Finalmente ci siamo, sarà oggi la prima giornata di eventi relativi all’inaugurazione del nuovo Filadelfia. Oggi è il primo dei tre giorni dedicati all’inizio della nuova storia del centro sportivo che sorge lì dove il Grande Torino costruì la sua leggenda: una giornata pensata come “prologo” al momento apicale dell’inaugurazione, ma che in realtà consisterà nel momento della inaugurazione pensato su misura del Torino FC più che del popolo granata, a cui sarà invece dedicata la giornata di domani.

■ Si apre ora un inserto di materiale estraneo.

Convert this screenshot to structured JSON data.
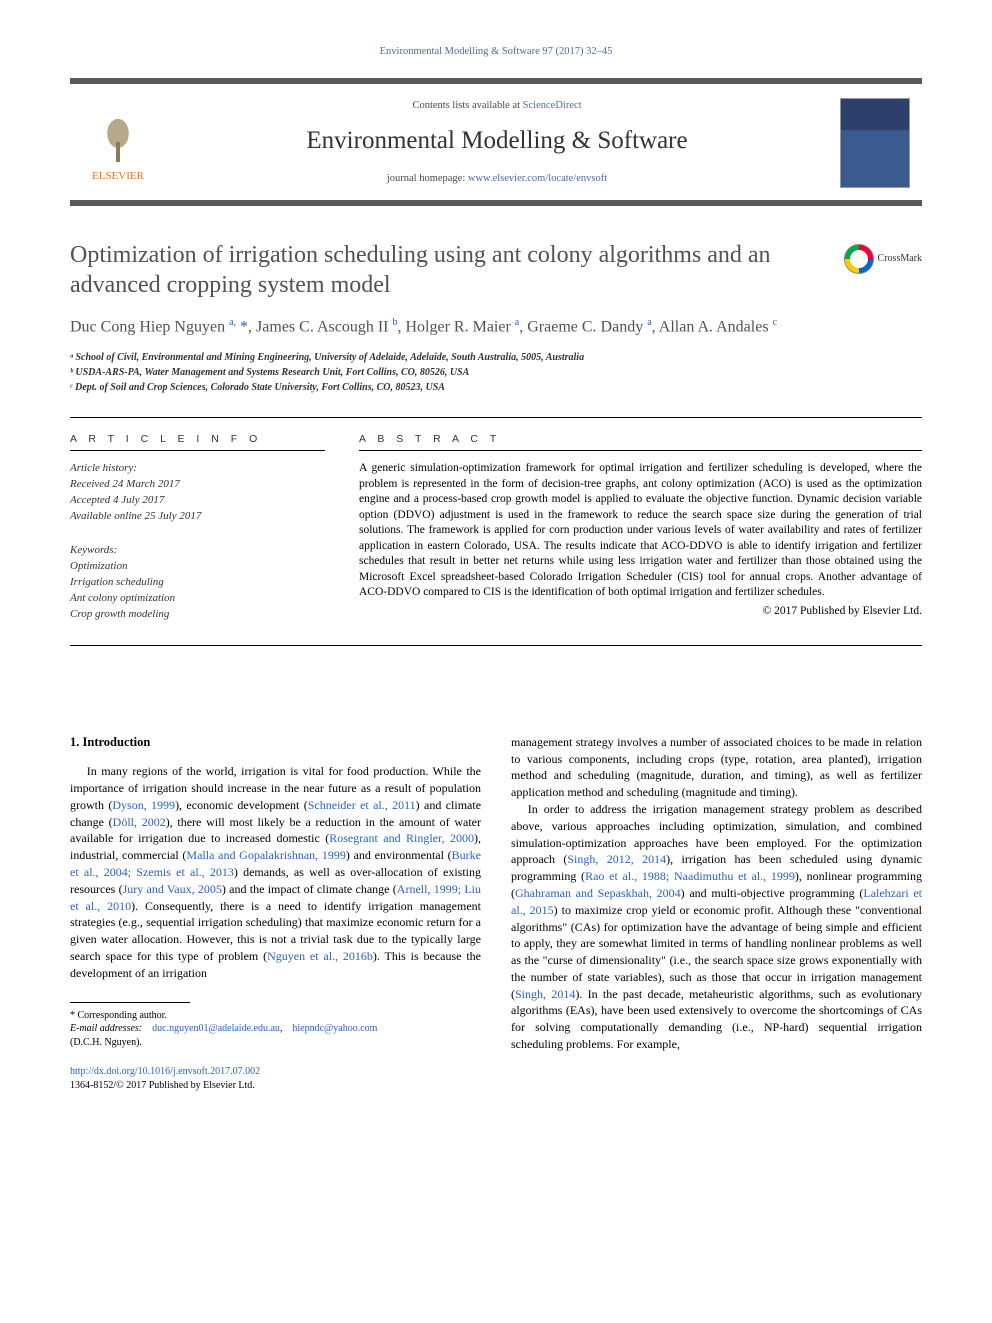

Sarà presente la squadra con tutta la dirigenza, presidente Cairo in testa, che arriverà al Filadelfia dopo l’allenamento a porte aperte, in programma a partire dalle 16.30. Confermatissima la presenza dei calciatori nella giornata di oggi, è invece ancora in dubbio che Mihajlovic e i suoi uomini si possano presentare anche la mattina di domani, per il taglio del nastro. Presenti tanti calciatori del passato granata: in particolar modo, farà capolino quasi tutta la squadra campione d’Italia nel 1976, con Paolino Pulici e Claudio Sala in testa. Ci sarà Sergio Vatta, uomo e allenatore che è parte integrante della storia del Filadelfia, ma anche una rappresentanza importante dei parenti dei caduti di Superga. E’ sicura la presenza di due allenatori granata del passato: Emiliano Mondonico e Giancarlo Camolese. Assolutamente incerta, invece, la presenza delle massime autorità: sarebbe fortemente in dubbio la presenza del Sindaco di Torino, Chiara Appendino, ma anche del presidente della Regione, Sergio Chiamparino; ricordiamo che gli Enti pubblici hanno partecipato in massima parte alla ricostruzione dell’impianto, con 3.5 milioni arrivati da Comune e Regione. 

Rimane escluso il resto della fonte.